LACMA Junk Sale
The Los Angeles County Museum of Art (LACMA) has announced it will sell 42 paintings, including masterworks by Henri Matisse, Edgar Degas, and Camille Pissarro, in order to raise the capital necessary to make acquisitions of “modern works.” But for LACMA to abruptly get rid of 42 “redundant and unrepresentative” artworks in order to purchase new art begs the question; will such a practice create pressure on curators to auction off works, and will looting the permanent collection for cash become routine?
This coming November, LACMA intends to have Sotheby’s in New York sell off works by Max Beckmann, Pablo Picasso, Alberto Giacometti, Alfred Sisley and Amedeo Modigliani. It’s estimated the auction will make some $14 million, with the Modigliani painting expected to fetch up to $6 million.

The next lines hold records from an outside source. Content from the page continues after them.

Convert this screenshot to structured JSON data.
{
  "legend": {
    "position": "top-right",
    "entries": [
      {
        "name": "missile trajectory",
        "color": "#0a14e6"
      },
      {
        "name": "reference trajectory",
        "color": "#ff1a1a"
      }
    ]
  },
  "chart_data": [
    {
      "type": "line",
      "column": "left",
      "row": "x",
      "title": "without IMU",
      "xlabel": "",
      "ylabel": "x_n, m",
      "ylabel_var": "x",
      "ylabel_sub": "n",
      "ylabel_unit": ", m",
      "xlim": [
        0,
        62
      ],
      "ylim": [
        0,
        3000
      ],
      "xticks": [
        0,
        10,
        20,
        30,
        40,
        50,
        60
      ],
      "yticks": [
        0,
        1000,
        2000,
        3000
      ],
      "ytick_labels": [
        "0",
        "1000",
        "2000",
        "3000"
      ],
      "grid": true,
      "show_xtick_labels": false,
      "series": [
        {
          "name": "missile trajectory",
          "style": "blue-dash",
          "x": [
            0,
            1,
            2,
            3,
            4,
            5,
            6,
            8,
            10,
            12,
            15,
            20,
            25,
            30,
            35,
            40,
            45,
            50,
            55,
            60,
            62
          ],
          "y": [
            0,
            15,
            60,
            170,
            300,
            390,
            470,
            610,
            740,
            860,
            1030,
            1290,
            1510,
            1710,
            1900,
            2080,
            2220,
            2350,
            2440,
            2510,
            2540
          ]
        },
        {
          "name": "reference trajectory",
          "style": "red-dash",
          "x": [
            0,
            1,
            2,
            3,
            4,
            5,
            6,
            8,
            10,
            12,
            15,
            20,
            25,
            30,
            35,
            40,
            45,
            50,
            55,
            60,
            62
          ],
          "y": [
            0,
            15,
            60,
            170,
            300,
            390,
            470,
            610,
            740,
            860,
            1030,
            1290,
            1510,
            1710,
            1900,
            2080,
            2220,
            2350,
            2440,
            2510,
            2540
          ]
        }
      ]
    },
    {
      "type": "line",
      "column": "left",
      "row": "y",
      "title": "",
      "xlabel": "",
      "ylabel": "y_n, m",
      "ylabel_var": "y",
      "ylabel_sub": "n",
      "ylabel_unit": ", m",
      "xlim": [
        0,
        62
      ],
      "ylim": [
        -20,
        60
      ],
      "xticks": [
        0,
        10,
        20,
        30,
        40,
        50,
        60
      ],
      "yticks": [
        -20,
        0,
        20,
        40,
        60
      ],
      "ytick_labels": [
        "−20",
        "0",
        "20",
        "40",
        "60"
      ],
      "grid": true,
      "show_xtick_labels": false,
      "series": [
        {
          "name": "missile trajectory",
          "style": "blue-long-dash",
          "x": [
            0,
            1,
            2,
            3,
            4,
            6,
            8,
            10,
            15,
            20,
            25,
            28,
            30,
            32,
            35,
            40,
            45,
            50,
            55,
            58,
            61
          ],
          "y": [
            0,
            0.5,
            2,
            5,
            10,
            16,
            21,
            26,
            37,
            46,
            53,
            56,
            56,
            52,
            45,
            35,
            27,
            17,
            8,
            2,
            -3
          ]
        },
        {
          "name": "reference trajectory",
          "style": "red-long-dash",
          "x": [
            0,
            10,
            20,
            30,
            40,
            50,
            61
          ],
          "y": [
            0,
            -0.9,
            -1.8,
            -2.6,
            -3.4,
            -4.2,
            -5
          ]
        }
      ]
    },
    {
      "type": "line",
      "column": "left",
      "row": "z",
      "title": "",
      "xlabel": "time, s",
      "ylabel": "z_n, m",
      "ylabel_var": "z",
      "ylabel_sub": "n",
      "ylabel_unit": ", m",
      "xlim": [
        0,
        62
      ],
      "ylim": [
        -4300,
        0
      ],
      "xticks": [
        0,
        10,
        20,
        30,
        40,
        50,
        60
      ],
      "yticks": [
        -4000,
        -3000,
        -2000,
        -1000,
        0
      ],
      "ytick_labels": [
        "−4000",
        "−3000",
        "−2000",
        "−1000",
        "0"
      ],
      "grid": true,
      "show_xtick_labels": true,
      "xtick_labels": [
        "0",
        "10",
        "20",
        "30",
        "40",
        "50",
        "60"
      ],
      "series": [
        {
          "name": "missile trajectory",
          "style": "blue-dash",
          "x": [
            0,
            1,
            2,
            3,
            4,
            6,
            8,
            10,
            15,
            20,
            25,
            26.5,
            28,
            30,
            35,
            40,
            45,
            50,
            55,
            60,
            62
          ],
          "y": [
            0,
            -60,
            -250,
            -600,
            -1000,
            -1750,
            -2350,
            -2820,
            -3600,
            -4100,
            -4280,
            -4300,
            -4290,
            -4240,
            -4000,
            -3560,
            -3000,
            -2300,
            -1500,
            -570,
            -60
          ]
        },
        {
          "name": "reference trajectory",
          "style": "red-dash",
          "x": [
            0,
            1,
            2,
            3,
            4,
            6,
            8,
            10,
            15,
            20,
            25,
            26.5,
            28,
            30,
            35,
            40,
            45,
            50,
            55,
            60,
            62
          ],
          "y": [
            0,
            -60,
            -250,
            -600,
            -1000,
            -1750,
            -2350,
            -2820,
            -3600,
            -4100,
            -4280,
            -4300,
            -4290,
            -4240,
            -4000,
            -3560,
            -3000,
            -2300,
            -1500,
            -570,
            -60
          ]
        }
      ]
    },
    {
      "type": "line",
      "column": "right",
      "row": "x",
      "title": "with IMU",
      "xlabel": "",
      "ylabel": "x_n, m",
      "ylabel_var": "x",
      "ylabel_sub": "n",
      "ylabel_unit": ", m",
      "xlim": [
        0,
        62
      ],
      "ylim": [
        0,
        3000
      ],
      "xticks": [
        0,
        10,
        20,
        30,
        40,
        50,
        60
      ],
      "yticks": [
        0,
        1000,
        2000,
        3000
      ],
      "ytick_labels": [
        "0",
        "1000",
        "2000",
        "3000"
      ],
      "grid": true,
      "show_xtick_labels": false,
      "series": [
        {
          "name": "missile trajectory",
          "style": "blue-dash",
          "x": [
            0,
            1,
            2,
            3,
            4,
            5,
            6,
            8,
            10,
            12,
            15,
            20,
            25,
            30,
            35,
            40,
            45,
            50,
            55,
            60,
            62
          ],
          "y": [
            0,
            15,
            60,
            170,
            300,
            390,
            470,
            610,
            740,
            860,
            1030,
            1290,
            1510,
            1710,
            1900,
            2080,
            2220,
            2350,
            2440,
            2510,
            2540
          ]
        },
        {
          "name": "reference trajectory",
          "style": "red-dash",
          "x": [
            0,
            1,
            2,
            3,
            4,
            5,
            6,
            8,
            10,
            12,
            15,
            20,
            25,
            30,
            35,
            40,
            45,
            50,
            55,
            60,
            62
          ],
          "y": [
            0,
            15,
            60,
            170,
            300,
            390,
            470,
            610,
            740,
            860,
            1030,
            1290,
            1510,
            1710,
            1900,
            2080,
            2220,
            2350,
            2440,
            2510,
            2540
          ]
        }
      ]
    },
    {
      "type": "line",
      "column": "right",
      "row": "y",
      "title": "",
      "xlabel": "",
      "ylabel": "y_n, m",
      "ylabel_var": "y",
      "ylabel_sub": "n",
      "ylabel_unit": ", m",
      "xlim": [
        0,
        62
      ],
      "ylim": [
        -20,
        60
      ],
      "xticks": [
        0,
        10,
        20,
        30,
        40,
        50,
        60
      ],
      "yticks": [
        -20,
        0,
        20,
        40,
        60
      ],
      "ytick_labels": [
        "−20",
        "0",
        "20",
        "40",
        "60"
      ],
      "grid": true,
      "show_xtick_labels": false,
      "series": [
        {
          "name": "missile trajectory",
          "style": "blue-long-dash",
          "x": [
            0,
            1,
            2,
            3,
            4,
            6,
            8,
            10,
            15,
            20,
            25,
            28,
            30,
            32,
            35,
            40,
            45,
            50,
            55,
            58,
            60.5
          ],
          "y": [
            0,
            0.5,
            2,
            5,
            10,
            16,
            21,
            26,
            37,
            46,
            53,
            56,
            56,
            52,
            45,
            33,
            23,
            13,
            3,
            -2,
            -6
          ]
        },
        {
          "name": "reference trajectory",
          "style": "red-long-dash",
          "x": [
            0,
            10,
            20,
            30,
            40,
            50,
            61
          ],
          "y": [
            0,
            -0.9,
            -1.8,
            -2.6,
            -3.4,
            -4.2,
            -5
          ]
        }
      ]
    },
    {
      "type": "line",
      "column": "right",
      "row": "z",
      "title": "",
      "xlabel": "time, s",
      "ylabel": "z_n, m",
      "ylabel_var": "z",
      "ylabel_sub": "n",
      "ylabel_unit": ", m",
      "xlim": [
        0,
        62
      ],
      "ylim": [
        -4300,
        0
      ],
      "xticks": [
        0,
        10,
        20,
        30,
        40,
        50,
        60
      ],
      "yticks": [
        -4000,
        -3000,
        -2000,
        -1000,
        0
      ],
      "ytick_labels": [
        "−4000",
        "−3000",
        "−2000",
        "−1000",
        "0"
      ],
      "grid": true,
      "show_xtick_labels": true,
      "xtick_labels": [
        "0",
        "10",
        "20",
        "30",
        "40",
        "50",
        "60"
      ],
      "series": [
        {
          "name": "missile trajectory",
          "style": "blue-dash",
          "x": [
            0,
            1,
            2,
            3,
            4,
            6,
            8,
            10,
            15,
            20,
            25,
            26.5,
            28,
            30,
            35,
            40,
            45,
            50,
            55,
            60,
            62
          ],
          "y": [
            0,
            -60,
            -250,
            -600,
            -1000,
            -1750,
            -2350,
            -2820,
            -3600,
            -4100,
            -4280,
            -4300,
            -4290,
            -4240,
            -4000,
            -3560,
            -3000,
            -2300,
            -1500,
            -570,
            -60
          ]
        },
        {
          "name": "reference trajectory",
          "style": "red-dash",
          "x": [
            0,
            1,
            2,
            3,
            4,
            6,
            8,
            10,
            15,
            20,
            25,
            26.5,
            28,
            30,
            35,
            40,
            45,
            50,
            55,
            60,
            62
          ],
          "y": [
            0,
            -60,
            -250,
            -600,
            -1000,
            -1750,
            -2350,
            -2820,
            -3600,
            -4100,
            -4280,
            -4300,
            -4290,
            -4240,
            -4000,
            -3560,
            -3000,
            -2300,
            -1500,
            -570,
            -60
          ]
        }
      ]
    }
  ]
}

LACMA’s brilliant collection of more than 100,000 pieces is a public treasure, but the people have no say in what is to be auctioned, or if there should be auctions at all. Personally, I can’t imagine selling off the aforementioned works, especially the Modigliani, so my vote would be to cancel the sale. Realizing LACMA may still be strapped for cash and therefore unable to acquire important new works, I propose they hold a junk sale.
The abovementioned paintings are crowd pleasers and also in very fine shape, unlike LACMA’s warehouse collection of late 1950s and early 1960s avant-garde “media art,” which is literally falling apart before everyone’s eyes. Conservators simply don’t know what they can do to replace all of the obsolete and unavailable parts.
The warehouse is filled with a mishmash of broken works that utilize outdated technologies; there are laser disks but no machines to play them on, disintegrating hard drives, decaying video tapes, burned-out bulbs and a multitude of moving parts that have become permanently immobile.
Take for instance Video Flag Z, a wall of nearly 100 Quasar monitors that collectively displayed a flashing image of the American flag. The television screens have been dark for years because one by one the TV tubes died, and replacements couldn’t be found. The company that made the Quasar tube stopped making them in 1988.
I have no idea what LACMA paid for artist Nam June Paik’s wall of now useless television sets, but in the 1980’s Paik’s works sold to collectors at prices that ranged from $50,000 to $500,000.
My advice to LACMA… keep the beautiful paintings and sell the broken TVs.